The Most Common Social Media Mistakes Financial and Insurance Advisors Should Avoid: Part 2

The Most Common Social Media Mistakes Financial and Insurance Advisors Should Avoid: Part 2

We often cover things you should include in your social media strategy such as tips, tricks and trends. But, what about the things that you shouldn’t be doing on Social Media? In Part 1 of the most common Social Media Mistakes by Advisors, we covered off the following tactics to avoid in your Social Media strategy:

  1. Failing to have a plan or strategy
  2. Inconsistency in your content themes
  3. Using too many social media platforms
  4. Expecting instant results
  5. Pushing Product or Services

In Part 2, we will cover off 5 more Social Media mistakes to avoid:

6. Neglecting to post regularly

How many times do you see a company create a social network but they haven’t posted in weeks or months?

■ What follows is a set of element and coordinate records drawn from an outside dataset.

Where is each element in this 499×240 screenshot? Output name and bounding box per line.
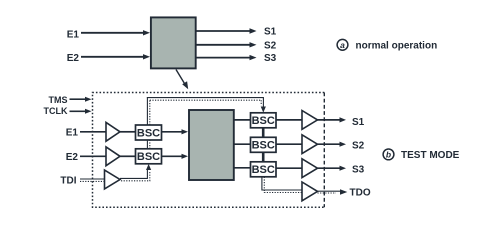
wire E1 to block xyxy=(81,30,150,35)
label S2 (normal) xyxy=(264,40,277,51)
wire core to BSC R2 xyxy=(234,143,251,145)
boundary-scan dashed boundary (top+left+bottom dotted) xyxy=(93,93,325,208)
svg-text:normal operation: normal operation xyxy=(356,40,438,51)
svg-text:S3: S3 xyxy=(264,53,277,64)
wire BSC R1 to output buffer S1 xyxy=(276,119,302,121)
serial wire BSC R2 to BSC R3 xyxy=(262,152,265,162)
svg-text:BSC: BSC xyxy=(252,164,275,176)
label S3 (test) xyxy=(352,165,365,176)
boundary right edge (dashed) xyxy=(323,93,325,208)
serial wire TDI buffer to BSC L2 (up arrow) xyxy=(120,164,151,181)
serial wire BSC L1 up to top run xyxy=(147,97,149,125)
input buffer E2 xyxy=(106,147,120,166)
arrow from block to test-mode detail xyxy=(176,70,188,90)
svg-text:E1: E1 xyxy=(67,29,80,40)
label TDO xyxy=(350,188,371,199)
output buffer S1 xyxy=(302,111,318,130)
serial wire BSC R1 to BSC R2 xyxy=(262,128,265,138)
svg-text:TDO: TDO xyxy=(350,188,371,199)
wire E1 to input buffer xyxy=(80,131,106,133)
svg-text:a: a xyxy=(340,40,345,50)
wire buffer to BSC L1 xyxy=(120,131,135,133)
BSC cell R3 (output S3) xyxy=(251,162,277,177)
wire S1 out xyxy=(318,117,347,122)
BSC cell R2 (output S2) xyxy=(251,137,277,152)
wire S3 out xyxy=(318,166,347,171)
wire TCLK xyxy=(70,109,92,114)
BSC cell L2 (input E2) xyxy=(136,149,162,164)
core logic block (normal operation) xyxy=(151,17,196,68)
wire E2 to input buffer xyxy=(80,155,106,157)
serial top run across xyxy=(147,98,264,101)
serial wire BSC R3 down to TDO buffer xyxy=(262,177,302,193)
svg-text:S2: S2 xyxy=(264,40,277,51)
TDI serial wire (solid+dotted) xyxy=(80,179,105,181)
wire buffer to BSC L2 xyxy=(120,155,135,157)
label TDI xyxy=(60,176,76,187)
label S2 (test) xyxy=(352,140,365,151)
svg-text:E1: E1 xyxy=(66,127,79,138)
svg-text:TCLK: TCLK xyxy=(44,106,68,116)
label E1 (normal) xyxy=(67,29,80,40)
wire core to BSC R3 xyxy=(234,167,251,169)
label TCLK xyxy=(44,106,68,116)
wire S2 out xyxy=(318,142,347,147)
svg-text:BSC: BSC xyxy=(137,127,160,139)
svg-text:BSC: BSC xyxy=(252,115,275,127)
wire S2 (normal) xyxy=(197,42,257,47)
svg-text:E2: E2 xyxy=(67,53,80,64)
wire BSC L1 to core xyxy=(162,129,188,134)
svg-text:BSC: BSC xyxy=(252,140,275,152)
wire BSC L2 to core xyxy=(162,154,188,159)
TDI buffer xyxy=(105,170,121,189)
label circle b xyxy=(383,149,394,160)
label S3 (normal) xyxy=(264,53,277,64)
caption: normal operation xyxy=(356,40,438,51)
wire BSC R3 to output buffer S3 xyxy=(276,167,302,169)
wire TMS xyxy=(70,97,92,102)
label E2 (test) xyxy=(66,152,79,163)
svg-text:TDI: TDI xyxy=(60,176,76,187)
svg-text:S3: S3 xyxy=(352,165,365,176)
svg-text:BSC: BSC xyxy=(137,151,160,163)
svg-text:E2: E2 xyxy=(66,152,79,163)
output buffer S3 xyxy=(302,159,318,178)
svg-text:TEST MODE: TEST MODE xyxy=(401,150,460,161)
svg-text:S1: S1 xyxy=(352,117,365,128)
BSC cell L1 (input E1) xyxy=(136,125,162,140)
TDO serial wire out xyxy=(318,189,348,194)
serial wire down into BSC R1 (down arrow) xyxy=(261,98,266,113)
svg-text:b: b xyxy=(386,150,391,160)
svg-text:TMS: TMS xyxy=(49,95,68,105)
output buffer TDO xyxy=(302,182,318,201)
wire S1 (normal) xyxy=(197,28,257,33)
label E2 (normal) xyxy=(67,53,80,64)
core logic block (test mode) xyxy=(189,110,234,180)
caption: TEST MODE xyxy=(401,150,460,161)
wire S3 (normal) xyxy=(197,55,257,60)
serial wire BSC L2 to BSC L1 xyxy=(147,140,149,149)
label TMS xyxy=(49,95,68,105)
BSC cell R1 (output S1) xyxy=(251,113,277,128)
input buffer E1 xyxy=(106,122,120,141)
svg-text:S2: S2 xyxy=(352,140,365,151)
wire core to BSC R1 xyxy=(234,119,251,121)
wire E2 to block xyxy=(81,54,150,59)
output buffer S2 xyxy=(302,135,318,154)
label E1 (test) xyxy=(66,127,79,138)
label S1 (normal) xyxy=(264,27,277,38)
label S1 (test) xyxy=(352,117,365,128)
label circle a xyxy=(337,39,348,50)
svg-text:S1: S1 xyxy=(264,27,277,38)
wire BSC R2 to output buffer S2 xyxy=(276,143,302,145)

It is important that you post on a regular basis. When you do so, your audience becomes attuned to the fact that you regularly share content and if the content you post and share is useful, they will increase their levels of engagement with you. Moreover, and as mentioned in Part 1, there is nothing worse then going to a Twitter page or blog and the last post is from more than a year ago. It can reflect negatively on your business and your credibility.

7. Forgetting to share others content

The one key element of Social media to note is that Social Media isn’t just media. What do I mean? Well, an example of media could be a newspaper or a website. Many advisors and business owners forget the social element of social media. Sharing, liking and commenting on the content of others is another way to build your audience and is one of the easiest ways to create engagement.

8. Not capturing leads

Many Advisors forget that Social Media is not only about engagement and sharing content but also about lead generation. Be sure to have a mechanism on your website to convert your visitors. If you succeed in sending visitors to your website from Social Media, they are indicating a level of trust with you that’s enough for them to click on a link to go to your website. Examples of ways to capture their information would be to have a newsletter sign up, contact form or a way for them to download a useful e-book or report in exchange for their contact information.

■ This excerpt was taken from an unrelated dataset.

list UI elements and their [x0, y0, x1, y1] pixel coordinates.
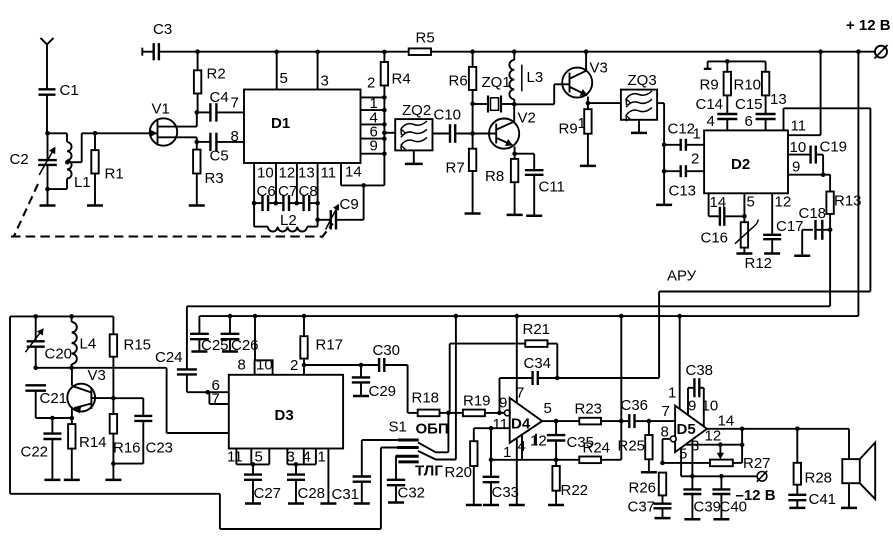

Social Media is a very cost-efficient alternative to expensive marketing strategies that can be used to capture leads.

9. Not using plain-language

Use simple, everyday words. I often use the “grand mother” test where I ask myself if the sentence I just wrote could be understood by my grandmother. Using plain spoken language will also have a higher chance of engagement from your audience since it can speak to them.

10. Waiting for an Invitation

Being proactive on social platforms is another great way to accelerate your ROI. Imagine if you went to a cocktail party or a networking event and stood at the back without ever engaging someone in a conversation. You’re not likely to have very many conversations by taking that approach. Similarly, in social media, not having a voice or proactively engaging in conversation has the same effect. Sending messages, sharing content and being inquisitive about your audience’s problems can help you identify different messaging strategies that help you connect with them.


What is your greatest challenge in using Social Media for your business?